Here was an incredible case of people’s representatives joining hands with
village-level government officials to block an audit of funds earmarked for
India’s — and the world’s — biggest welfare programme. The NREGS was the
United Progressive Alliance’s flagship project. Mr. Gehlot was a Congress
Chief Minister. Yet, as it happens with all such cases, the FIR was
withdrawn and the case against the obstructors closed.

With Alwar showing the way, the agitation spread to Jailsamer, Barmer,
Sirohi, Chittor, Rajsamand and other districts. In Barmer, the social audit
team was intercepted by a 400-strong armed mob that included panchayat
officials and politicians. In Rajsamand, Lal Singh, a civil society
representative on the audit team, was surrounded by a violent mob that
bundled him into a vehicle with the threat that he would be killed if he
returned.
 Powerful axis

A powerful axis of panchayat staff-legislators-district officials had
brought the government to it knees. It was evident that those who were meant
to be in the vanguard of fighting corruption were fighting to protect
corruption. It was evident too that the report of the Bhilwara audit (a copy
of which is available with *The Hindu*) had unearthed something that
threatened to shake the system.

Consider these by way of example. In gram panchayat Para, auditors examining
bills for construction material supplied by “Devnarain Krishi Firm,” found
no supplier by that name. A phone call to the number listed in the bill was
answered by the sarpanch’s son. This single “firm” had billed the panchayat
for material supplies worth Rs. 25 lakh. In the same panchayat, suppliers
‘Nakowda Agency’ disputed the statement that they had supplied material.

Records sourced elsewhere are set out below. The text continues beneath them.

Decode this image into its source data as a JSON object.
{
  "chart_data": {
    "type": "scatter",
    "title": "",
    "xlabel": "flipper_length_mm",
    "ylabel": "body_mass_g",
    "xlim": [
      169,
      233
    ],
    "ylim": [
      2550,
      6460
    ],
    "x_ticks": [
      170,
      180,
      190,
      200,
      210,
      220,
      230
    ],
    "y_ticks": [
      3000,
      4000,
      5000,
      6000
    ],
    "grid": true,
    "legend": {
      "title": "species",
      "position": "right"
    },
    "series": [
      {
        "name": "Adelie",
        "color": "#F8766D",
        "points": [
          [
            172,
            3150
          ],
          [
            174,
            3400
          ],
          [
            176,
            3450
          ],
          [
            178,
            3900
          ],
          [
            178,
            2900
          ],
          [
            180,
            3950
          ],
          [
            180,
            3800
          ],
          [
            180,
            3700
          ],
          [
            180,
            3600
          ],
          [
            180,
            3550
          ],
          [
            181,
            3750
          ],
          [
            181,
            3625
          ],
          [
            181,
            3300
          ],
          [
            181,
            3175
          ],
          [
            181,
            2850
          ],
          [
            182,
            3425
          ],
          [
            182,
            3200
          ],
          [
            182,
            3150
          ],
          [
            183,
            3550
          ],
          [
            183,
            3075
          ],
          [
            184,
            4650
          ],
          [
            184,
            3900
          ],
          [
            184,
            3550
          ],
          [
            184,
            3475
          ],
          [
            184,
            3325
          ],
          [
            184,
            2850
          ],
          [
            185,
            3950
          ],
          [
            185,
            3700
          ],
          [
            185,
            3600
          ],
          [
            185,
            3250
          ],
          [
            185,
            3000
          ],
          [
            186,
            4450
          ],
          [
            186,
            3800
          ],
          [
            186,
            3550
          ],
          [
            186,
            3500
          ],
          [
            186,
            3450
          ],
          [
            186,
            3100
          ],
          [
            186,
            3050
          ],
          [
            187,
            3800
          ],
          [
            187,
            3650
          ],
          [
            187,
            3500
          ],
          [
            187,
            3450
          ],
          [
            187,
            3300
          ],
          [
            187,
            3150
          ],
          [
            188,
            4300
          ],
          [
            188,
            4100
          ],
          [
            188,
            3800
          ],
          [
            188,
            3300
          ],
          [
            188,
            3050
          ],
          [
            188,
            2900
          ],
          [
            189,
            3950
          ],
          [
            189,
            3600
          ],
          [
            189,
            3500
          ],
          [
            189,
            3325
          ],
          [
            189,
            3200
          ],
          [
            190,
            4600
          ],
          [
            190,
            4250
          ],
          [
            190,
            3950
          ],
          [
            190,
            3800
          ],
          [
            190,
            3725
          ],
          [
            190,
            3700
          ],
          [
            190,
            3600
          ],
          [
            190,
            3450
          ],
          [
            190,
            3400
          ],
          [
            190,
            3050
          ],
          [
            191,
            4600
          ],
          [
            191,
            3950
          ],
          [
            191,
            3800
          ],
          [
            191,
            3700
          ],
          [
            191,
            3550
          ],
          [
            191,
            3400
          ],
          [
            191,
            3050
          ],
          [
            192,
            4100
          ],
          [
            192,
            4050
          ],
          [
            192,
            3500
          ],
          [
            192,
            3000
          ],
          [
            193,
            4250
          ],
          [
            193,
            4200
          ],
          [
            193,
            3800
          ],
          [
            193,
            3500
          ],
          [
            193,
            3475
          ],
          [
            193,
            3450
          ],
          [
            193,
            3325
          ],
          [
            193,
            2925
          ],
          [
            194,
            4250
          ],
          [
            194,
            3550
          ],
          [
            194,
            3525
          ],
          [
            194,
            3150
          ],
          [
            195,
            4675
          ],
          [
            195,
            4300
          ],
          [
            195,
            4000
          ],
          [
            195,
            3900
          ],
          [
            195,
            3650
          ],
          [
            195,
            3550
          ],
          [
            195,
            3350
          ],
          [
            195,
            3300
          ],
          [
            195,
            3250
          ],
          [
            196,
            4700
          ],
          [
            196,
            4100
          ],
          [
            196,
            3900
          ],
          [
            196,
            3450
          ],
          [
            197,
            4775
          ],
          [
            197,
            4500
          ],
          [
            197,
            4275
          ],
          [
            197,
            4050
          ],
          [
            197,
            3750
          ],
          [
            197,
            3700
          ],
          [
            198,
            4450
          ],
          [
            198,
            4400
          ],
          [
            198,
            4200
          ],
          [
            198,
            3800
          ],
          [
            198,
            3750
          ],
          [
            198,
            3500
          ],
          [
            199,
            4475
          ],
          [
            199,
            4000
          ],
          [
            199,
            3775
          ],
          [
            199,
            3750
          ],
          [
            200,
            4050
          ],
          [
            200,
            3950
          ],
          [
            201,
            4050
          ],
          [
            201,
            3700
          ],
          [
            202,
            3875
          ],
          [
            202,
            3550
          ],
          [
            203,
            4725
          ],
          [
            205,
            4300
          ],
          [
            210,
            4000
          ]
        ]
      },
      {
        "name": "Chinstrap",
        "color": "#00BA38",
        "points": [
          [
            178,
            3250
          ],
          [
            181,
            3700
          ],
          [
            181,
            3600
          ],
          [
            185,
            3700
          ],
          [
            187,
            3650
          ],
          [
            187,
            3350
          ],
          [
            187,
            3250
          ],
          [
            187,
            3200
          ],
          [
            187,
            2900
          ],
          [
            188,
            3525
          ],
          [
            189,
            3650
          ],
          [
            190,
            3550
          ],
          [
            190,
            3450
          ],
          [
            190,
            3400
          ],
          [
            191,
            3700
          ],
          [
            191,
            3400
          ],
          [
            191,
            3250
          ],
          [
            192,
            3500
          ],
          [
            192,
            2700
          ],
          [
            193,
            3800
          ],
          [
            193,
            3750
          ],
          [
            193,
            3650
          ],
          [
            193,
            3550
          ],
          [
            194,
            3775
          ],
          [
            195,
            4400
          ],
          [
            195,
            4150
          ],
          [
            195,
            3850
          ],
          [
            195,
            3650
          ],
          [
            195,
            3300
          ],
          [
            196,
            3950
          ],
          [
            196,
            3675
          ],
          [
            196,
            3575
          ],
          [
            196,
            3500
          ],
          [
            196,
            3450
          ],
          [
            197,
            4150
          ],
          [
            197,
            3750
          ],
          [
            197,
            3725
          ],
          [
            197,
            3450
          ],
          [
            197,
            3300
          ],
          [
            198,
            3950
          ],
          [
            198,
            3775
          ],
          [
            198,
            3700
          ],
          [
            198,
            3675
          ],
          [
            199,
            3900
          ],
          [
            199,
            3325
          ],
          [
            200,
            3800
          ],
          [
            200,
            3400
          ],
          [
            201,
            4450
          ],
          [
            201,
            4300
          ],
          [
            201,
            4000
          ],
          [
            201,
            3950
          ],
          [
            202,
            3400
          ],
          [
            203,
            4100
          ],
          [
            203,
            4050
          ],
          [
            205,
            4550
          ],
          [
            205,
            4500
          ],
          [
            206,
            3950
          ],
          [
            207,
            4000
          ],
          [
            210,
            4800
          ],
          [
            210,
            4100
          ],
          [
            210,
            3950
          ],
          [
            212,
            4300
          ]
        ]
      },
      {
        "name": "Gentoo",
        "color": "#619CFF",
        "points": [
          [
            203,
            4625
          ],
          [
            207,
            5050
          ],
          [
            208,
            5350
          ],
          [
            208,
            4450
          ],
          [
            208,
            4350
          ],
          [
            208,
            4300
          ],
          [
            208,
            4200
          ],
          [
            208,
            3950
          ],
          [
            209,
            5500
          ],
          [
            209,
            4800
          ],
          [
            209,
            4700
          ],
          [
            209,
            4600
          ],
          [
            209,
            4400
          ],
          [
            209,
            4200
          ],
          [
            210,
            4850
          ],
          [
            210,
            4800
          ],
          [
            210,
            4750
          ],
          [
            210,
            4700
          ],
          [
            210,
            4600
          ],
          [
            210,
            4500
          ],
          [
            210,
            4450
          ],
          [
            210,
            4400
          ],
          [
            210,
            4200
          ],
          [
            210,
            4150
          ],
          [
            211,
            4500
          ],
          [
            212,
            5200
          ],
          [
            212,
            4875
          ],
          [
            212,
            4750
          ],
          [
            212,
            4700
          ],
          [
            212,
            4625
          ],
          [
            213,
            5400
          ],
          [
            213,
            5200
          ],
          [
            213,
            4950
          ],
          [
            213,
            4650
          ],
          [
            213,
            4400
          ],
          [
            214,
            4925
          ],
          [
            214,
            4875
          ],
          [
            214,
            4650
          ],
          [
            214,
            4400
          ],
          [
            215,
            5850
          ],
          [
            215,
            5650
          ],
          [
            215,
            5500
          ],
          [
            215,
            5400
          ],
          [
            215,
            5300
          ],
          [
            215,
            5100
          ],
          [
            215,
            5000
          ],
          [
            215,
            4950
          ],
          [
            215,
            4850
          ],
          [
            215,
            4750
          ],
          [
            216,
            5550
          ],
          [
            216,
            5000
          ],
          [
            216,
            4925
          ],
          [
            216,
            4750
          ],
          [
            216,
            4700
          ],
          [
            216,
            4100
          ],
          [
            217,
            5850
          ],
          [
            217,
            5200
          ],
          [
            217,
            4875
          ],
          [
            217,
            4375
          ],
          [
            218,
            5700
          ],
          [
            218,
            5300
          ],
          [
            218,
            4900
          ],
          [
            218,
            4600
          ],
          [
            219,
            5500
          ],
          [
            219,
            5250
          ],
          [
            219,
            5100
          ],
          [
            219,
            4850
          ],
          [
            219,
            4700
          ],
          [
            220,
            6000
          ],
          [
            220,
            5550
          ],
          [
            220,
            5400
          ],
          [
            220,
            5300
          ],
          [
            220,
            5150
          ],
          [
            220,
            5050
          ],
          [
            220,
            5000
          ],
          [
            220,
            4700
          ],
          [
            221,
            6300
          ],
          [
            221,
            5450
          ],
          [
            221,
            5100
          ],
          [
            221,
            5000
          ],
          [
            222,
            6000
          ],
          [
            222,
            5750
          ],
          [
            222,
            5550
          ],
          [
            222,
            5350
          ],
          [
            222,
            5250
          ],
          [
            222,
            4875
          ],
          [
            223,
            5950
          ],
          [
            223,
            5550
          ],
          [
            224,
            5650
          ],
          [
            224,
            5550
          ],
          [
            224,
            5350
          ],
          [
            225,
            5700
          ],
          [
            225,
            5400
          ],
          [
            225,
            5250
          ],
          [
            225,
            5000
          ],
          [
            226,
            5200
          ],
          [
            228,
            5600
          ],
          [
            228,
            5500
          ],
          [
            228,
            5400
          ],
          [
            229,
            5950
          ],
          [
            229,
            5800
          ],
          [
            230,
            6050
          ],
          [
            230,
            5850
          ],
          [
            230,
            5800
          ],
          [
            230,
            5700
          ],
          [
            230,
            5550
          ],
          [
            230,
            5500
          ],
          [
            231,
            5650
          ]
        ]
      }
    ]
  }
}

In gram panchayat Sangwa, auditors found hand-written, *kaccha* bills for
material supplies amounting to over Rs. 40 lakh from a fake firm called
“Dinesh Kumar Trivedi.” Trivedi and Rajkumar Talior, another supplier, were
also shown to have sold kerosene.

However, a visit to the location showed a ramshackle shop with a single
tractor and no stock of materials claimed to have been supplied. In
panchayat Devaria, the auditors found no supplier by the name “Tulsiram putr
Ramaji Teli.” In the same panchayat, suppliers “Gopi Putr Gokul Teli” gave
it in writing that the bills generated in their names were fake.